The article features on the BBC website. More than 50 people were injured when the tram tipped over and spun off the tracks in south London, early on 9 November 2016.

The tram was travelling more than three times faster than a speed limit.

The article says the foreman of the jury said: “The tram driver became disorientated, which caused loss of awareness in his surroundings, probably due to a lack of sleep, as a result of which the driver failed to brake in time and drove his tram towards a tight curve at excessive speed.”


A new £10 million train station is being built at York Street in Belfast.

The article in Belfast Live says Infrastructure Minister Nichola Mallon announced the move, which has already been approved by planners, on Thursday, July 22.

The regeneration project will see the station transformed in a bid to encourage more people onto the greener, healthier option of public transport.


Network Rail engineers will be reinforcing Bearsted cutting to prevent landslips as well as improving drainage and signalling in the area.

For a nine-day period in August a rail replacement bus service will be in operation along the line.
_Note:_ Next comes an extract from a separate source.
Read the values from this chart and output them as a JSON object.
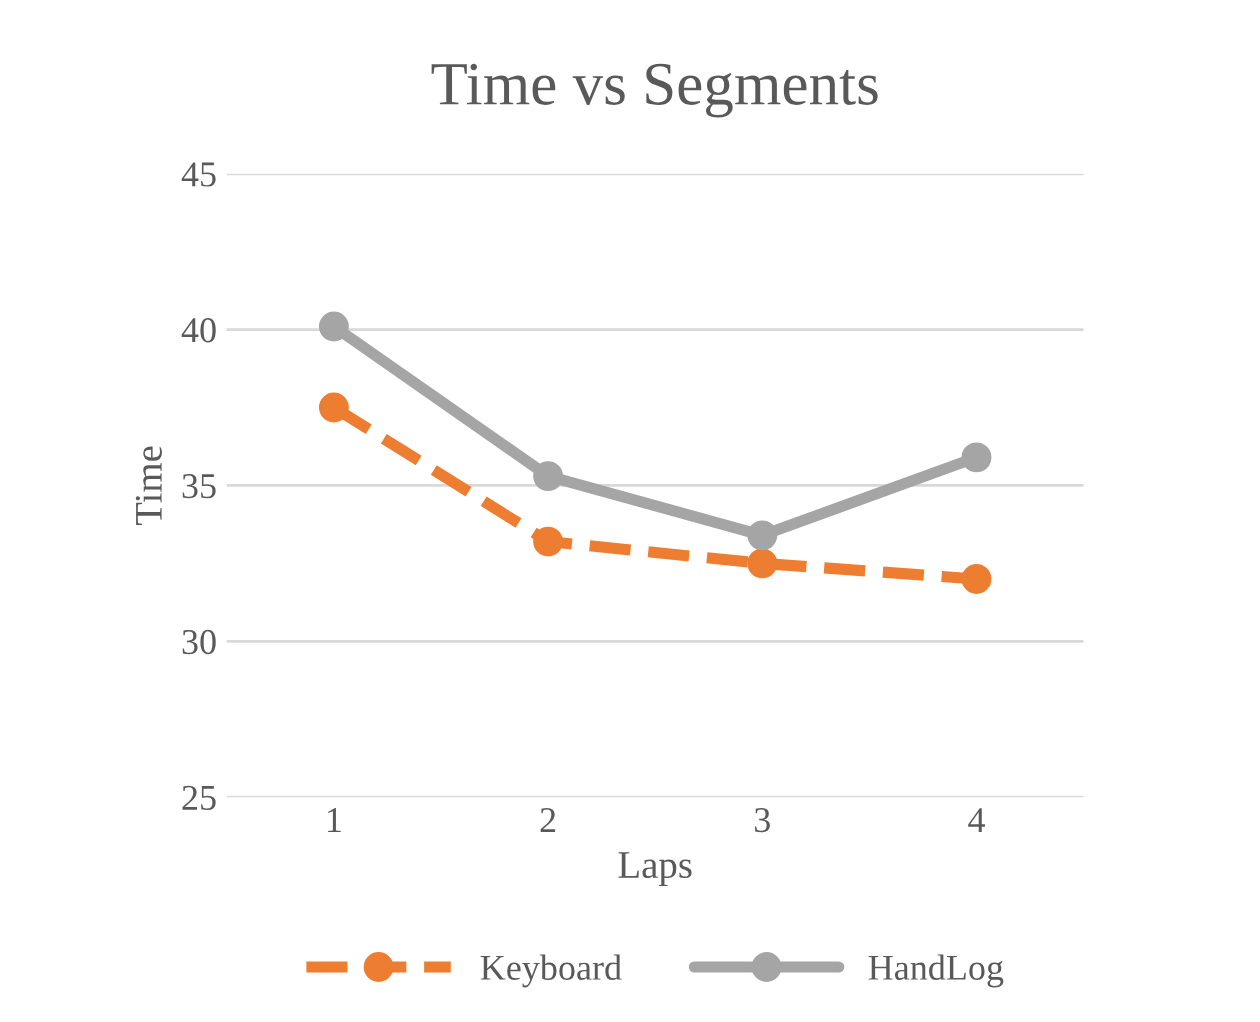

Click here for more details.


Following the launch of the first two giant tunnelling machines at HS2’s nearby South Portal site, engineers working on Britain’s new high speed railway have now begun excavating the first of five shafts that will provide ventilation and emergency access to HS2’s ten-mile long tunnels under the Chiltern hills.

Once complete, the 78m deep shaft near the village of Chalfont St Peter will be topped with a headhouse inspired by nearby barns and other agricultural buildings to help it fit into the surrounding landscape.